SEC Adopts Compensation Clawback Rule with Requirements for Public Companies

The U.S. Securities and Exchange Commission (SEC) on Oct. 26 released a long-awaited final rule on incentive-compensation clawbacks, requiring publicly traded companies to have policies for recouping executive compensation if revised company financial statements show that incentive-linked goals were not met.

The SEC initially released a proposed rule in 2015 and reopened the comment period on the proposal in October 2021 and again in June 2022.

Under the final rule, “incentive-based compensation” includes bonus payments and equity (stock) awards based on meeting a financial reporting measure. The rule takes effect 60 days after its upcoming publication in the Federal Register.

A white paper from law firm Jones Day explained that the final rule does not allow companies to condition clawbacks of incentive compensation “in any way on the fault or culpability of an affected executive officer regarding the accounting restatement, to implement de minimis thresholds for clawbacks or recoverable amounts of erroneously awarded incentive compensation, or allow for boards of directors to exercise broad discretion in connection with determining whether certain compensation should be clawed back in light of the circumstances.”

New Requirements

The final rule directs national securities exchanges to adopt listing standards that require publicly traded companies to:

  • Adopt and comply with a clawback policy providing for the recovery of erroneously awarded incentive-based compensation received by current or former executive officers following an accounting restatement.
  • Disclose the company’s clawback policy as an exhibit in its annual report filed with the SEC.
  • Annually disclose any activity to recover erroneously awarded compensation during the company’s last completed fiscal year.

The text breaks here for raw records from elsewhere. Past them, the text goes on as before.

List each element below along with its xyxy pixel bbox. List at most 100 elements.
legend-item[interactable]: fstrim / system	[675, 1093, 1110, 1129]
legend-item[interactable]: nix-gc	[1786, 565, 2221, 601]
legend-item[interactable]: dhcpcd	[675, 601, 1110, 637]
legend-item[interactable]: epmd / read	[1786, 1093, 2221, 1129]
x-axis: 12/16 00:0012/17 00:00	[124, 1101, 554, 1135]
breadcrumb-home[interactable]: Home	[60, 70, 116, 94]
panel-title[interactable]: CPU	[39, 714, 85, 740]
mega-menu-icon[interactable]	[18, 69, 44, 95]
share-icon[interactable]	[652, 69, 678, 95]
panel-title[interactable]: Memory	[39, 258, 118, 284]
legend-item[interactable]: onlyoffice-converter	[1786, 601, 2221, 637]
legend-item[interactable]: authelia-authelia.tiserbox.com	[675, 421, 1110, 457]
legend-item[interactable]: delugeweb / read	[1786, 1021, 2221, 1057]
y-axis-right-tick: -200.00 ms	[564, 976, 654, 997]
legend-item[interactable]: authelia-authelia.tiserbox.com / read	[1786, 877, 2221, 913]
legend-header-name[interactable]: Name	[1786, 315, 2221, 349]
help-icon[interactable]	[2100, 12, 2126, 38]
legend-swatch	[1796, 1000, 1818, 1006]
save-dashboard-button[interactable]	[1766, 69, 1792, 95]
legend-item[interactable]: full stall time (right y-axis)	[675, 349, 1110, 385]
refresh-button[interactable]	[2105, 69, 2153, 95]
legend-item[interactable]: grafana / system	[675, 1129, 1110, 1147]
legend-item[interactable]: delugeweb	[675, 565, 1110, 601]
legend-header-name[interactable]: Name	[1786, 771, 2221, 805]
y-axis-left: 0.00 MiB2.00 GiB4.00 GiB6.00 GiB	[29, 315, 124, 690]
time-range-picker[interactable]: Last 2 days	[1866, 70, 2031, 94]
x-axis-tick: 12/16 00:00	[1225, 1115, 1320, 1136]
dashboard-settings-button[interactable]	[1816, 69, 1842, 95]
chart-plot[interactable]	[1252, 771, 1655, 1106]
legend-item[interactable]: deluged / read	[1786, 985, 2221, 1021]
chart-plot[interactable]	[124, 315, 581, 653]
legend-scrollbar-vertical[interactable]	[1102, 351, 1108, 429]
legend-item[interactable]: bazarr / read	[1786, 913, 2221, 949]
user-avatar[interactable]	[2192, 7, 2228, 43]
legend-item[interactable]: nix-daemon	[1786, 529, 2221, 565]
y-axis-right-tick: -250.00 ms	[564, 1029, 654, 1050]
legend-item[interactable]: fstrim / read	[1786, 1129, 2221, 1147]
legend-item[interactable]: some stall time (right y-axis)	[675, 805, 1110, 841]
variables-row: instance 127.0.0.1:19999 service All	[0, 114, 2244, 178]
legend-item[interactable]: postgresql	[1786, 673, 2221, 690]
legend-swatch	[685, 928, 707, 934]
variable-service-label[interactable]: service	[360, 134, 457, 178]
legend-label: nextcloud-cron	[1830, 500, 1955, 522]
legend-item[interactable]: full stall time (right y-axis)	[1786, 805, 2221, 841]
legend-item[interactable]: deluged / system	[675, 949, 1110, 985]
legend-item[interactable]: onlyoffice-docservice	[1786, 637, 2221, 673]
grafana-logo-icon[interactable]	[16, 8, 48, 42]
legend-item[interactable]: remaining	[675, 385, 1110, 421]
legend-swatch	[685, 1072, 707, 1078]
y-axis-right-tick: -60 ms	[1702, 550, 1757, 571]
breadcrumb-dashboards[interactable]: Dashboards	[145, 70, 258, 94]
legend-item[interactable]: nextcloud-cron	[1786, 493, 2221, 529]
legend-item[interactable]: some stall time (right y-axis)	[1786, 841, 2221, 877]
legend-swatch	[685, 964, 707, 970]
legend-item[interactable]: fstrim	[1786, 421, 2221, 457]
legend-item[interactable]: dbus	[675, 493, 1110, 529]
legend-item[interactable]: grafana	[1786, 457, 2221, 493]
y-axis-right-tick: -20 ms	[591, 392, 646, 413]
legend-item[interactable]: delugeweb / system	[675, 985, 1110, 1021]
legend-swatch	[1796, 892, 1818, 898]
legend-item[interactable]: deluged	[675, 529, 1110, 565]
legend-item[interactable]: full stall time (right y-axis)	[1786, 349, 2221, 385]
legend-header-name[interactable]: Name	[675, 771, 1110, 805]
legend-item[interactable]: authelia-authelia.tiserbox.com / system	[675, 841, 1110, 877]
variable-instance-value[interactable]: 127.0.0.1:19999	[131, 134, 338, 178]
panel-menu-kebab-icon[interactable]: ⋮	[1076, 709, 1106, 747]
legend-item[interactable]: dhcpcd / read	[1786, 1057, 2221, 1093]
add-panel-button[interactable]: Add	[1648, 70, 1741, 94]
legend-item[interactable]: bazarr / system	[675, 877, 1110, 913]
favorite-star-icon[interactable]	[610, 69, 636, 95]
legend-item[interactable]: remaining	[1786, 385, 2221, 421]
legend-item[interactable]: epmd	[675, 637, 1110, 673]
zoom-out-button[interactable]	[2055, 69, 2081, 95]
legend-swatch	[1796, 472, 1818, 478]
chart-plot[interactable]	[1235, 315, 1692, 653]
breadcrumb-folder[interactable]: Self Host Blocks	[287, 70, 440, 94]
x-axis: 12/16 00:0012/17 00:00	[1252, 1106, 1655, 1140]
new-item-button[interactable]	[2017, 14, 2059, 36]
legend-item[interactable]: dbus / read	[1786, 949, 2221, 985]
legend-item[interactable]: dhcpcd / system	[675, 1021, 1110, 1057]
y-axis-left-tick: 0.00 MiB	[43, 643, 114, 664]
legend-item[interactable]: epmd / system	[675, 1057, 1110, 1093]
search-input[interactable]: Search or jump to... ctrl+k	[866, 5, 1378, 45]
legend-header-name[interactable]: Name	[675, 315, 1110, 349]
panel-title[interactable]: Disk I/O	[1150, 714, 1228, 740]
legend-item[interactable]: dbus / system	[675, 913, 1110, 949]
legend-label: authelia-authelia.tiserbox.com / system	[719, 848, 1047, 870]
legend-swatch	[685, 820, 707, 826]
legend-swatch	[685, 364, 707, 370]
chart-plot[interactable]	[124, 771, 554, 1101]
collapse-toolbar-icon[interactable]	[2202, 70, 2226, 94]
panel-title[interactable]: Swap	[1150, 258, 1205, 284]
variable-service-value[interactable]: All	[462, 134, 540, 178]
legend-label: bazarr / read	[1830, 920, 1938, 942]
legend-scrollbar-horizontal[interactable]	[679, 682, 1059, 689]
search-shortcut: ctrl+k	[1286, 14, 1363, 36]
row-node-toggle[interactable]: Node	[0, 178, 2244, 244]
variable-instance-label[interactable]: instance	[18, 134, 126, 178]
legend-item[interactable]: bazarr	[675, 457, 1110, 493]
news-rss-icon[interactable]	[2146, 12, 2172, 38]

Issuers that do not comply with the final rule will be subject to delisting by their national securities exchange.

Steps for Public Companies

The final rule “represents a broad interpretation of the SEC’s mandate” under the DoddFrank Wall Street Reform and Consumer Protection Act, according to attorneys at international law firm Winston & Strawn.

The firm advised public companies and their compensation committees to begin preparing for compliance with the new clawback requirements and recommended the following steps:

  • Review existing clawback policies and assess whether to amend existing policies to comply with the final rule and revised listing standards or adopt a new policy.
  • Review existing incentive-compensation plans and award agreements and make any amendments necessary to subject future awards under these plans to clawback policies compliant with the final rule and revised listing standards.
  • Review existing indemnification, insurance and attorneys’ fees provisions, including incentive-based-compensation arrangements in which current or former executives participate to identify any provisions that would require indemnification, insurance or increased compensation to cover a compensation clawback. Revise these provisions if necessary to comply with the final rule and revised listing standards.

Going Beyond the Minimum

For some companies, “the final rule may be a floor and not a ceiling on their clawback policies,” Winston & Strawn’s attorneys wrote. “Many public companies have adopted policies that cover situations unrelated to financial-reporting measures, including breach of restrictive covenants and misconduct resulting in financial or reputational harm,” the attorneys pointed out.

As an example, they noted that “the #MeToo movement encouraged many companies to voluntarily incorporate sexual harassment and other reputational-harm considerations as a clawback trigger on the grounds that inappropriate behavior by an executive can have an impact on [the company’s] reputation and share price.”